A legislação, promulgada em 2011, exigia que os pais conversassem com um médico antes que eles pudessem isentar seu filho da vacinação por razões não médicas.

Os pesquisadores descobriram que, depois que a lei entrou em vigor, a taxa geral de isenção de vacinas do estado caiu 40%.


E permaneceu consistentemente mais baixo até 2014 - o ano mais recente que os pesquisadores avaliaram.

"Não apenas as taxas caíram, mas permaneceram notavelmente estáveis", disse o pesquisador principal, Saad Omer, do Centro de Vacinas da Universidade Emory, em Atlanta.

No momento, todos os estados dos EUA permitem que as crianças pulem as vacinas por razões médicas. E 47 estados, disse Omer, permitem isenções devido a crenças religiosas das famílias, "crenças pessoais" ou ambas.


Três estados permitem apenas isenções médicas. No ano passado, a Califórnia se tornou a terceira, depois que os legisladores eliminaram as isenções não médicas do estado.

A medida ocorreu em grande parte em resposta a um surto de sarampo em 2015, que foi rastreado até a Disneylândia da Califórnia. Finalmente, adoeceu 188 pessoas em 24 estados e Washington, DC, de acordo com os Centros de Controle e Prevenção de Doenças dos EUA.

O CDC acredita que começou com um viajante estrangeiro que contraiu sarampo em outro país antes de visitar o parque de diversões - onde encontrou outras pessoas não vacinadas.


As autoridades de saúde atribuem parte da culpa às isenções não médicas, que deixaram algumas crianças americanas desprotegidas contra o sarampo e outras infecções.

Segundo Omer, a política do estado de Washington é algo que outros estados podem querer considerar.

"Esta é uma opção bastante sólida para os estados", disse ele.

O estudo, publicado on-line em 18 de dezembro na revista Pediatria, não conseguia discernir por que a política do estado funcionava.

Mas Paul Offit disse suspeitar que é porque as isenções não médicas se tornaram um aborrecimento demais para muitos pais.

"Qualquer política que torne mais difícil obter essas isenções, que teste sua determinação, provavelmente terá esse efeito", disse Offit, diretor do Centro de Educação em Vacinas do Hospital Infantil da Filadélfia.

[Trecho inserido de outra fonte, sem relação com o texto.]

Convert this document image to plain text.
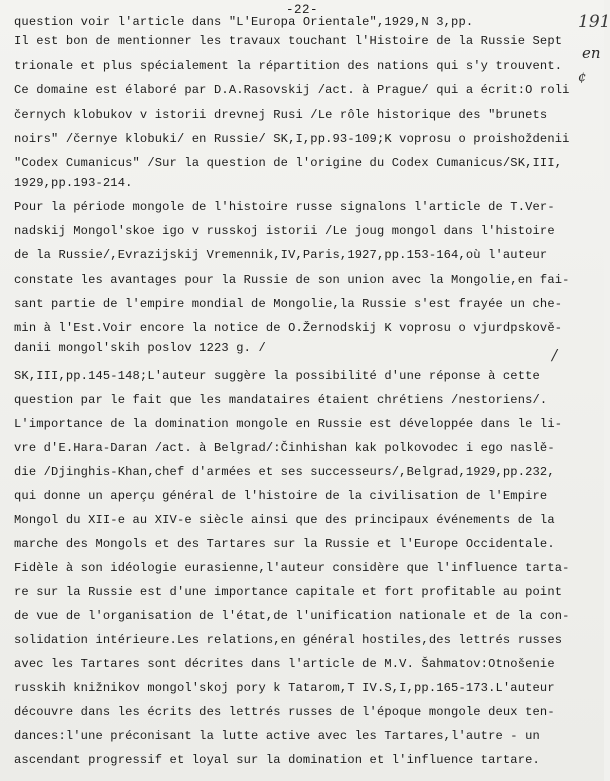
-22-
191
en
¢
/
question voir l'article dans "L'Europa Orientale",1929,N 3,pp.
Il est bon de mentionner les travaux touchant l'Histoire de la Russie Sept
trionale et plus spécialement la répartition des nations qui s'y trouvent.
Ce domaine est élaboré par D.A.Rasovskij /act. à Prague/ qui a écrit:O roli
černych klobukov v istorii drevnej Rusi /Le rôle historique des "brunets
noirs" /černye klobuki/ en Russie/ SK,I,pp.93-109;K voprosu o proishoždenii
"Codex Cumanicus" /Sur la question de l'origine du Codex Cumanicus/SK,III,
1929,pp.193-214.
Pour la période mongole de l'histoire russe signalons l'article de T.Ver-
nadskij Mongol'skoe igo v russkoj istorii /Le joug mongol dans l'histoire
de la Russie/,Evrazijskij Vremennik,IV,Paris,1927,pp.153-164,où l'auteur
constate les avantages pour la Russie de son union avec la Mongolie,en fai-
sant partie de l'empire mondial de Mongolie,la Russie s'est frayée un che-
min à l'Est.Voir encore la notice de O.Žernodskij K voprosu o vjurdpskově-
danii mongol'skih poslov 1223 g. /
SK,III,pp.145-148;L'auteur suggère la possibilité d'une réponse à cette
question par le fait que les mandataires étaient chrétiens /nestoriens/.
L'importance de la domination mongole en Russie est développée dans le li-
vre d'E.Hara-Daran /act. à Belgrad/:Činhishan kak polkovodec i ego naslě-
die /Djinghis-Khan,chef d'armées et ses successeurs/,Belgrad,1929,pp.232,
qui donne un aperçu général de l'histoire de la civilisation de l'Empire
Mongol du XII-e au XIV-e siècle ainsi que des principaux événements de la
marche des Mongols et des Tartares sur la Russie et l'Europe Occidentale.
Fidèle à son idéologie eurasienne,l'auteur considère que l'influence tarta-
re sur la Russie est d'une importance capitale et fort profitable au point
de vue de l'organisation de l'état,de l'unification nationale et de la con-
solidation intérieure.Les relations,en général hostiles,des lettrés russes
avec les Tartares sont décrites dans l'article de M.V. Šahmatov:Otnošenie
russkih knižnikov mongol'skoj pory k Tatarom,T IV.S,I,pp.165-173.L'auteur
découvre dans les écrits des lettrés russes de l'époque mongole deux ten-
dances:l'une préconisant la lutte active avec les Tartares,l'autre - un
ascendant progressif et loyal sur la domination et l'influence tartare.
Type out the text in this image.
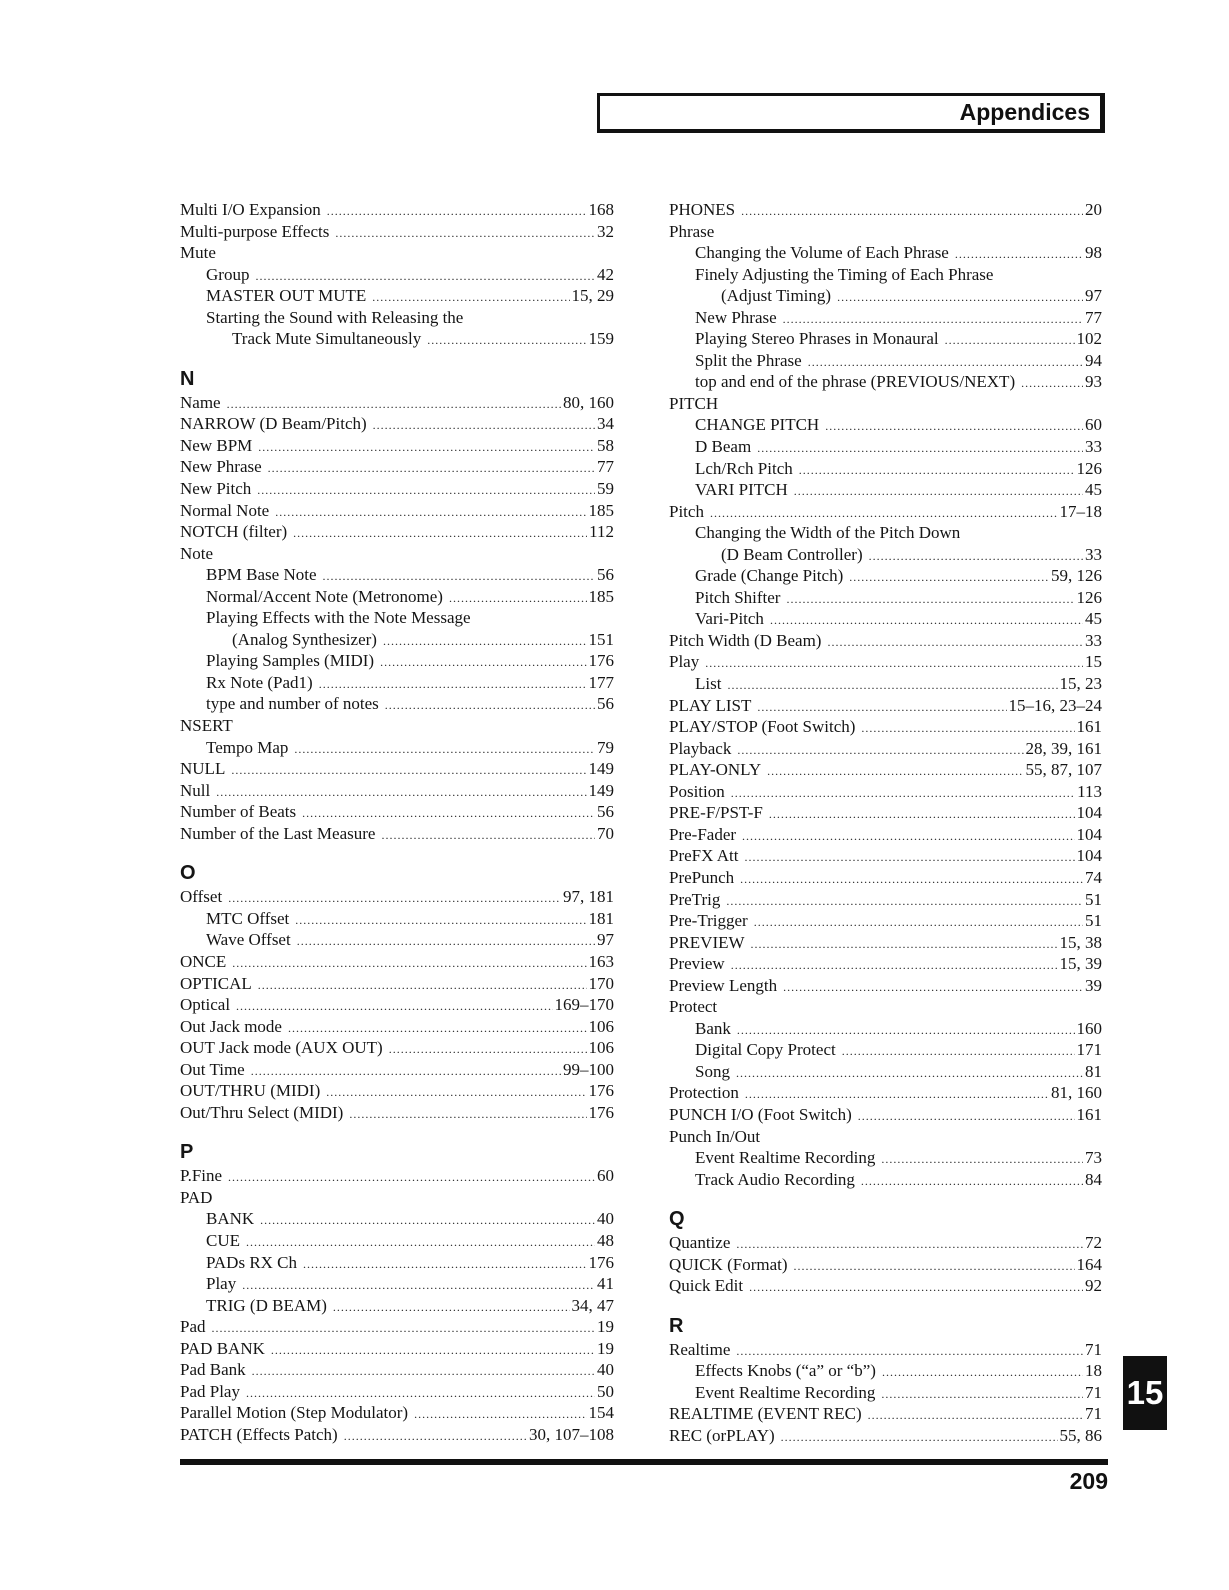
Appendices
Multi I/O Expansion .....	168
Multi-purpose Effects .....	32
Mute
Group .....	42
MASTER OUT MUTE .....	15, 29
Starting the Sound with Releasing the
Track Mute Simultaneously .....	159
N
Name .....	80, 160
NARROW (D Beam/Pitch) .....	34
New BPM .....	58
New Phrase .....	77
New Pitch .....	59
Normal Note .....	185
NOTCH (filter) .....	112
Note
BPM Base Note .....	56
Normal/Accent Note (Metronome) .....	185
Playing Effects with the Note Message
(Analog Synthesizer) .....	151
Playing Samples (MIDI) .....	176
Rx Note (Pad1) .....	177
type and number of notes .....	56
NSERT
Tempo Map .....	79
NULL .....	149
Null .....	149
Number of Beats .....	56
Number of the Last Measure .....	70
O
Offset .....	97, 181
MTC Offset .....	181
Wave Offset .....	97
ONCE .....	163
OPTICAL .....	170
Optical .....	169–170
Out Jack mode .....	106
OUT Jack mode (AUX OUT) .....	106
Out Time .....	99–100
OUT/THRU (MIDI) .....	176
Out/Thru Select (MIDI) .....	176
P
P.Fine .....	60
PAD
BANK .....	40
CUE .....	48
PADs RX Ch .....	176
Play .....	41
TRIG (D BEAM) .....	34, 47
Pad .....	19
PAD BANK .....	19
Pad Bank .....	40
Pad Play .....	50
Parallel Motion (Step Modulator) .....	154
PATCH (Effects Patch) .....	30, 107–108
PHONES .....	20
Phrase
Changing the Volume of Each Phrase .....	98
Finely Adjusting the Timing of Each Phrase
(Adjust Timing) .....	97
New Phrase .....	77
Playing Stereo Phrases in Monaural .....	102
Split the Phrase .....	94
top and end of the phrase (PREVIOUS/NEXT) .....	93
PITCH
CHANGE PITCH .....	60
D Beam .....	33
Lch/Rch Pitch .....	126
VARI PITCH .....	45
Pitch .....	17–18
Changing the Width of the Pitch Down
(D Beam Controller) .....	33
Grade (Change Pitch) .....	59, 126
Pitch Shifter .....	126
Vari-Pitch .....	45
Pitch Width (D Beam) .....	33
Play .....	15
List .....	15, 23
PLAY LIST .....	15–16, 23–24
PLAY/STOP (Foot Switch) .....	161
Playback .....	28, 39, 161
PLAY-ONLY .....	55, 87, 107
Position .....	113
PRE-F/PST-F .....	104
Pre-Fader .....	104
PreFX Att .....	104
PrePunch .....	74
PreTrig .....	51
Pre-Trigger .....	51
PREVIEW .....	15, 38
Preview .....	15, 39
Preview Length .....	39
Protect
Bank .....	160
Digital Copy Protect .....	171
Song .....	81
Protection .....	81, 160
PUNCH I/O (Foot Switch) .....	161
Punch In/Out
Event Realtime Recording .....	73
Track Audio Recording .....	84
Q
Quantize .....	72
QUICK (Format) .....	164
Quick Edit .....	92
R
Realtime .....	71
Effects Knobs (“a” or “b”) .....	18
Event Realtime Recording .....	71
REALTIME (EVENT REC) .....	71
REC (orPLAY) .....	55, 86
15
209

Ele disse que a política do estado de Washington pode ser a "maneira mais justa" de abordar a questão das isenções não médicas: ela não tira a opção dos pais e as coloca em discussão com um profissional de saúde.

"Mas acho que é melhor fazer o que a Califórnia fez", acrescentou Offit, que não participou do estudo. "Faz mais sentido."

Omer concordou que a política do estado de Washington provavelmente funcionou - em parte - tornando inconvenientes as isenções não médicas. Mas ele também suspeitava que alguns pais mudaram de idéia depois de conversar com o pediatra.

"Para os pais que 'hesitam em vacinar'", disse Omer, "essa [política] trata de fornecer uma discussão baseada em fatos com seu provedor. Sua escolha sobre a vacinação não está sendo tirada".